If you don't have a KF4, get one. They are totally worth it and I can see where the pedigree comes in to make it shine like all the reviews say it does!

Side note: This is a clone by Infinite. And I must say the threads are butter smooth, nothing leaks and everything fits like a glove. There was a lot of machine oil, but nothing a warm bath didnt fix!

Edit: Just thought I would add in how irritated I am to see the packaging and logos all over the device so shamelessly ripped off, down to the manual. I am in advertising and know how much work goes into building a brand, so thats the only con for me, if it even bothers anyone...

Reactions: Like 1 | Can relate 1 | Informative 3


----------



## Silver (1/3/15)

Thanks for sharing your impressions @jl10101 

I am also looking for a high volume tank that can give me a great flavoured mindless vape. 

So far, i am on the Lemo, but am still not getting the wicking 100% right. I still get slightly burnt/dry hits after 2 seconds of drawing. I have tried numerous wicking techniques and a few coils but am starting to think maybe my unit is a bit of a dud. 

I am tempted to get this Kayfun V4 to be my mindless vaping workhorse. 

Some questions if i may:
- what is the tank capacity?
- how loose or tight is the draw? I like a tightish lung hit of the Lemo, when its wide open.

Reactions: Like 1


----------



## Dubz (1/3/15)

I too am blown away by the Infinite Kayfun 4 that I purchased on the special at Vapemob. I was sceptical about getting one as so many people were complaining about dry hits and just bad overall performance. But at that price I thought oh what the hell just go for it. After the hot soapy bath and my first build I was very happy with my purchase. No dry hits for me either and such a smooth satisfying vape. As for the glass tank section - It come with 4 tank sections, the stainless steel section and 3 clear sections. Both plastic section have threading - one has threading on top and bottom and the bell cap only has threading on the bottom. The glass section is the one with no threading.

Reactions: Agree 1 | Informative 1


----------



## Dubz (1/3/15)



Reactions: Like 1


----------



## VapingSquid (1/3/15)

Silver said:


> Thanks for sharing your impressions @jl10101
> 
> I am also looking for a high volume tank that can give me a great flavoured mindless vape.
> 
> ...



It's no problem! Anything to help anyone considering one just as I was.

I would get dry hits on my Subtank, and no matter what I did it just kept happening no matter how much cotton I used, or how I repositioned the wick (messy busniess, with the KF4 avoids by allowing removal of the chamber without any juice spill).

This is my first build in the KF4, and I can take 4 second draws without issues (the nic hits me first). I think the secret is how the KF4 feeds juice to the wicks, from below, no the sides, which means the wick cant block the juice channels.

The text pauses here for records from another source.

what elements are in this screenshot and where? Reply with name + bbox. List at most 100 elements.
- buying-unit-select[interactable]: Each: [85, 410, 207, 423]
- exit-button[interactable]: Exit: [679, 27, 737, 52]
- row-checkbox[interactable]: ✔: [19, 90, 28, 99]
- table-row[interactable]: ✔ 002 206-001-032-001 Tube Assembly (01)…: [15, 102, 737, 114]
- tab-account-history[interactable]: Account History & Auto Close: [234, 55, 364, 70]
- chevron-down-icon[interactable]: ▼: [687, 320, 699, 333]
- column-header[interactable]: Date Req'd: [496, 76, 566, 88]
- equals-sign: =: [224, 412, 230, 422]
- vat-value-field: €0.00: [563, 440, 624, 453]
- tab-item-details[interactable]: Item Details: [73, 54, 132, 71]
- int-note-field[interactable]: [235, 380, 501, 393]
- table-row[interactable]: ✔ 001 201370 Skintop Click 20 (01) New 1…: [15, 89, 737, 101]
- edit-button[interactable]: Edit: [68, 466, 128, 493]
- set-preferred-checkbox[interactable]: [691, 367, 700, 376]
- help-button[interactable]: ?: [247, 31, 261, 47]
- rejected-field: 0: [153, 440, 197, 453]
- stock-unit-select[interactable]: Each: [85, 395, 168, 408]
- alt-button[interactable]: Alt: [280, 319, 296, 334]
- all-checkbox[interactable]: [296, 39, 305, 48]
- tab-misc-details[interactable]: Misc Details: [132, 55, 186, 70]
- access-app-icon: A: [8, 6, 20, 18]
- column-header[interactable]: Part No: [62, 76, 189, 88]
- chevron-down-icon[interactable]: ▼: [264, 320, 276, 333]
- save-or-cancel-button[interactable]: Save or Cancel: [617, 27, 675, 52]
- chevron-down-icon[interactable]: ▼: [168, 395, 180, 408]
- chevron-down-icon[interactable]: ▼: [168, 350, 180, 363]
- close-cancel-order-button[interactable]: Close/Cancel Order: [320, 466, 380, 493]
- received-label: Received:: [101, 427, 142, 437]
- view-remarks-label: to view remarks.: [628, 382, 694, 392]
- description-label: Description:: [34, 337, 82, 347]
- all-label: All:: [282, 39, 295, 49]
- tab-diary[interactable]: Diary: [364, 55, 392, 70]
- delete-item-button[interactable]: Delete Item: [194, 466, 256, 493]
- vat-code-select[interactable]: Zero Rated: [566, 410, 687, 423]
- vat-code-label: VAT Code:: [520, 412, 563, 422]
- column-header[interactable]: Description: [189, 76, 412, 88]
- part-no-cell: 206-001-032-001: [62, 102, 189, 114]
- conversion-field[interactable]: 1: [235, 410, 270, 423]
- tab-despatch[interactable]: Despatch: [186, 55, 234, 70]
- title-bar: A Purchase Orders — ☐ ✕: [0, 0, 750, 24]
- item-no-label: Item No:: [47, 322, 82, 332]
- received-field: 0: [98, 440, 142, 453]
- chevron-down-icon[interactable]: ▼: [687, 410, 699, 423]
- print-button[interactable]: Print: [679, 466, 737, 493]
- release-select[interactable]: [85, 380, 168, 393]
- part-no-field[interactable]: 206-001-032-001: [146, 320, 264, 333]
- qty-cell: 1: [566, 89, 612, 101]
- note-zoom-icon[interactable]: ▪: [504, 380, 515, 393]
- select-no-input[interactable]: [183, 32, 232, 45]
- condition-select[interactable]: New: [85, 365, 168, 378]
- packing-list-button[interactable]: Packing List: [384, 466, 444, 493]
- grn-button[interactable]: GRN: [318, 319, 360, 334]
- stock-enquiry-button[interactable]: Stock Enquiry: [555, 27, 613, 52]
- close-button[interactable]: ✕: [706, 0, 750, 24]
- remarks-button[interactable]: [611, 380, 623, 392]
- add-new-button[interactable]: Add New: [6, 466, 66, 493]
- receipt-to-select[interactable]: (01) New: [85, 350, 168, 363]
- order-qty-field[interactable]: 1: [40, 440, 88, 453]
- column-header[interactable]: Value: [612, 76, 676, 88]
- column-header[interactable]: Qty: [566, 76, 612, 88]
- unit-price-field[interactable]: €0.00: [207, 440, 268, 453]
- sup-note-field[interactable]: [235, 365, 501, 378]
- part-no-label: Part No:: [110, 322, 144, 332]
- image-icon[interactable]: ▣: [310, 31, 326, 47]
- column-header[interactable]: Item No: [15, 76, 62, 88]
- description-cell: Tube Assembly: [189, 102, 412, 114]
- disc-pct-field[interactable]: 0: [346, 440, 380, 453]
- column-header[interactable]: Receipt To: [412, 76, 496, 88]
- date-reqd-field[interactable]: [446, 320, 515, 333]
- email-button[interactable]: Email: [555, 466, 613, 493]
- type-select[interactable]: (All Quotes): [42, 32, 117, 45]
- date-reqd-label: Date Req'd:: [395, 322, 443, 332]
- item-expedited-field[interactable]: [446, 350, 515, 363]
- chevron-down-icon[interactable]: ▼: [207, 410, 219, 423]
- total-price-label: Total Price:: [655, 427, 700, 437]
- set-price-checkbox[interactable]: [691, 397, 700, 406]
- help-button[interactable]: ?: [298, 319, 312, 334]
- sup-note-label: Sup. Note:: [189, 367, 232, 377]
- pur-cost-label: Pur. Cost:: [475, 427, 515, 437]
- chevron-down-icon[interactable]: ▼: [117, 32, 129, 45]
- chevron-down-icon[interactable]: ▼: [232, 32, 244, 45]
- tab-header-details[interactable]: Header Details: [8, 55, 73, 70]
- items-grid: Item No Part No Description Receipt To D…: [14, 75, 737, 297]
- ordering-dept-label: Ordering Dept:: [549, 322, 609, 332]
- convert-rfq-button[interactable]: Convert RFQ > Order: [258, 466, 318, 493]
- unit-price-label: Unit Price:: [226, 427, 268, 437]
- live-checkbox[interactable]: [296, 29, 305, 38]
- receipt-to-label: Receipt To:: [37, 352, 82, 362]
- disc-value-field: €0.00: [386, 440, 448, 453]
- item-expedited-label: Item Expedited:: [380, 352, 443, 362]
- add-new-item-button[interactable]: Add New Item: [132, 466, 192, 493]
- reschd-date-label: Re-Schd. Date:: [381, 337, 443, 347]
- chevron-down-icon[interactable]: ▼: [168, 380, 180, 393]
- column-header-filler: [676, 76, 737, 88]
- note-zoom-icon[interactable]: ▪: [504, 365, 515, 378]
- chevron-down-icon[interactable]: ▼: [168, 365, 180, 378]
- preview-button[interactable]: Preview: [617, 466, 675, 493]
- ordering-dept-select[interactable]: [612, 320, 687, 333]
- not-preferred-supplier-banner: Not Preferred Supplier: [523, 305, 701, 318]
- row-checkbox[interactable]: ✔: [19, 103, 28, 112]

The tank capacity is around 4ml I would say.

The draw is pretty tight, I can't really lung hit, If I had to put it somewhere, it would be the smallest airflow setting of the Atlantis, if not a fraction of a fraction tighter, and maybe a fraction more than that 

I am happy with it, I do mouth to lung on this, but its definitely more airy than an Aerotank or Mini Nautilus (which were too tight) thats for sure!

(on the side positive) - I find I don't burn the juice as bad as the Subtank too...

Reactions: Informative 1


----------



## Silver (1/3/15)

Thanks @jl10101 , that does help and it is very interesting

Never a dull day with all the available devices and trying to find that winning device for each type of vaping need.

Reactions: Agree 1


----------